Le nouvel article L. 613-5-2 transpose le 2. de l’article 11 de la
directive qui prévoit la création du « privilège de l’éleveur ».
Lorsque le titulaire d’un brevet commercialise des animaux d’élevage ou tout
autre matériel de reproduction animal, il ne peut empêcher l’agriculteur
d’utiliser le bétail protégé par brevet pour la poursuite de son activité
agricole. Cette activité ne peut être comprise comme une activité de
reproduction commerciale. Les modalités de mise en place de cette dérogation ne
sont pas précisées. Elles seront réglées contractuellement, aucune protection
nationale ni communautaire n’existant encore à ce jour.

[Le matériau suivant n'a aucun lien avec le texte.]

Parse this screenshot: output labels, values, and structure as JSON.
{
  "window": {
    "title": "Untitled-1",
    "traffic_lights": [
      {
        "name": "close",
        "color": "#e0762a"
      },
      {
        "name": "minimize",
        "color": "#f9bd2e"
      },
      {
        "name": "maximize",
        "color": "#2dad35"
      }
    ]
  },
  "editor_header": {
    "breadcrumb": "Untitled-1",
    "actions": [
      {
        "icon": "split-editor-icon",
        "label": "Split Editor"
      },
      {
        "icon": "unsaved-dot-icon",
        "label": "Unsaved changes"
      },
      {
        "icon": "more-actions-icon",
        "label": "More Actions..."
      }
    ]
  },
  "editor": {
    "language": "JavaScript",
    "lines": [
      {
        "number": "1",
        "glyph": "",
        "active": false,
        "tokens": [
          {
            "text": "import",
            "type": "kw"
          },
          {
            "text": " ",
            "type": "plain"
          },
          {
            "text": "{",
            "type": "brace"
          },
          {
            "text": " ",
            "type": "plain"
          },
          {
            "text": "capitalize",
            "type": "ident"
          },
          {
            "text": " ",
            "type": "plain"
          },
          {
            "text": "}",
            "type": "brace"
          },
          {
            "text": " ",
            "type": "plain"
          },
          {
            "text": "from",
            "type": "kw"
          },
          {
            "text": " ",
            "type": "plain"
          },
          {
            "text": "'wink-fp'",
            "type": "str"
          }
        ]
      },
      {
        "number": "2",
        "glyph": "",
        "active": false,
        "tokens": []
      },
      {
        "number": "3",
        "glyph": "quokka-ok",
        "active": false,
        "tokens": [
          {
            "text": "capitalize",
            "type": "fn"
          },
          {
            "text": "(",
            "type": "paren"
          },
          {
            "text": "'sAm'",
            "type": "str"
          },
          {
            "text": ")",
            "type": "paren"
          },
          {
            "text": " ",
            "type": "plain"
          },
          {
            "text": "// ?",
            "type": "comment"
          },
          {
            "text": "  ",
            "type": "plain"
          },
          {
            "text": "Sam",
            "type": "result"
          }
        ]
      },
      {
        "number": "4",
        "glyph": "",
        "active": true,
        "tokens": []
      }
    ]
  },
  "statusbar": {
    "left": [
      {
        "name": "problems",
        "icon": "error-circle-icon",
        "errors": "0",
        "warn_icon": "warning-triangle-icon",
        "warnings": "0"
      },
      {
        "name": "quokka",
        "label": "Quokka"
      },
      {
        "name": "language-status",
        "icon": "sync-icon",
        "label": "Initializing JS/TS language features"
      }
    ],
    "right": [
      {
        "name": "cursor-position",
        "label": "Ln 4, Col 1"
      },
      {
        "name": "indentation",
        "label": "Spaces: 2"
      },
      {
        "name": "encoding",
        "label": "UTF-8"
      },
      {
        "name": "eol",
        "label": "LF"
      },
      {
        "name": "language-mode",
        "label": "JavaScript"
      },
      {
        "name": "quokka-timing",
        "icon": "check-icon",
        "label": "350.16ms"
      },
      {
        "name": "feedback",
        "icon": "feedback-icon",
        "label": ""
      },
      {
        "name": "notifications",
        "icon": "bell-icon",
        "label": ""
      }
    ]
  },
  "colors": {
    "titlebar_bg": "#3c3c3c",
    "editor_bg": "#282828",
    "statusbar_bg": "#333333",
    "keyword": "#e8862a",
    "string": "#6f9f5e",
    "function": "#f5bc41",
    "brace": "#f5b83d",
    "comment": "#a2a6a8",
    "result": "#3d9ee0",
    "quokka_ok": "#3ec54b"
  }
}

2° Les exceptions en cas de dépendance
Partant du constat que la brevetabilité de la matière biologique peut
avoir à s’articuler avec un certificat d’obtention végétale, l’article 12 de la
directive prévoit un système de licences pour dépendance. Un nouvel article
L. 613-15-1 du code de la propriété intellectuelle (article 8),
relatif au cas dans lequel un brevet est dominant par rapport à un droit
d’obtention végétale, reprend le 1. de l’article 12 de la directive. Le nouvel
article L. 623-22-1 (article 9), reprenant le 2. de
l’article 12 de la directive, prend en compte la situation inverse où un droit
d’obtention végétale est dominant par rapport à un brevet. Dans les deux cas,
la licence pour dépendance ne peut être accordée que si la variété ou
l’invention représente un progrès technique important par rapport à la création
protégée.
La demande de licence doit être formulée auprès du tribunal de grande
instance.
Renforcement des licences obligatoires et des licences
d’office
1. Les licences de dépendance
L’article 10 du projet de loi modifie l’article L. 613-15
du code de la propriété intellectuelle de façon à élargir les possibilités
d’octroi de licences non volontaires de dépendance, en supprimant la condition
d’intérêt public et le délai avant l’expiration duquel il n’est pas possible,
dans la version actuelle, de formuler une demande.
En outre, la nouvelle version substitue la notion de brevet dépendant,
plus large, à celle de brevet de perfectionnement. Ces modifications sont
conformes à l’article 31 de l’accord sur les aspects des droits de propriété
intellectuelle relatifs au commerce, annexé à l’accord sur l’Organisation
mondiale du commerce de 1994.
2. - Les licences d’office dans l’intérêt de la santé
publique
La version proposée de l’article L. 613-16 du code à l’article 11
du projet de loi a pour but de ne pas limiter l’octroi de licences d’office aux
seuls brevets de médicaments mais d’inclure dans le champ d’application de
l’article L. 613-16 les dispositifs médicaux à visée thérapeutique ou diagnostique
et les méthodes de diagnostic ex vivo, ainsi que les procédés et
produits nécessaires à l’obtention de ces dispositifs. Elle élargit les cas
dans lesquels une licence d’office peut être octroyée en ajoutant le cas de
l’exploitation dans des conditions contraires à l’intérêt de la santé publique
ou constituant des pratiques anti-concurrentielles.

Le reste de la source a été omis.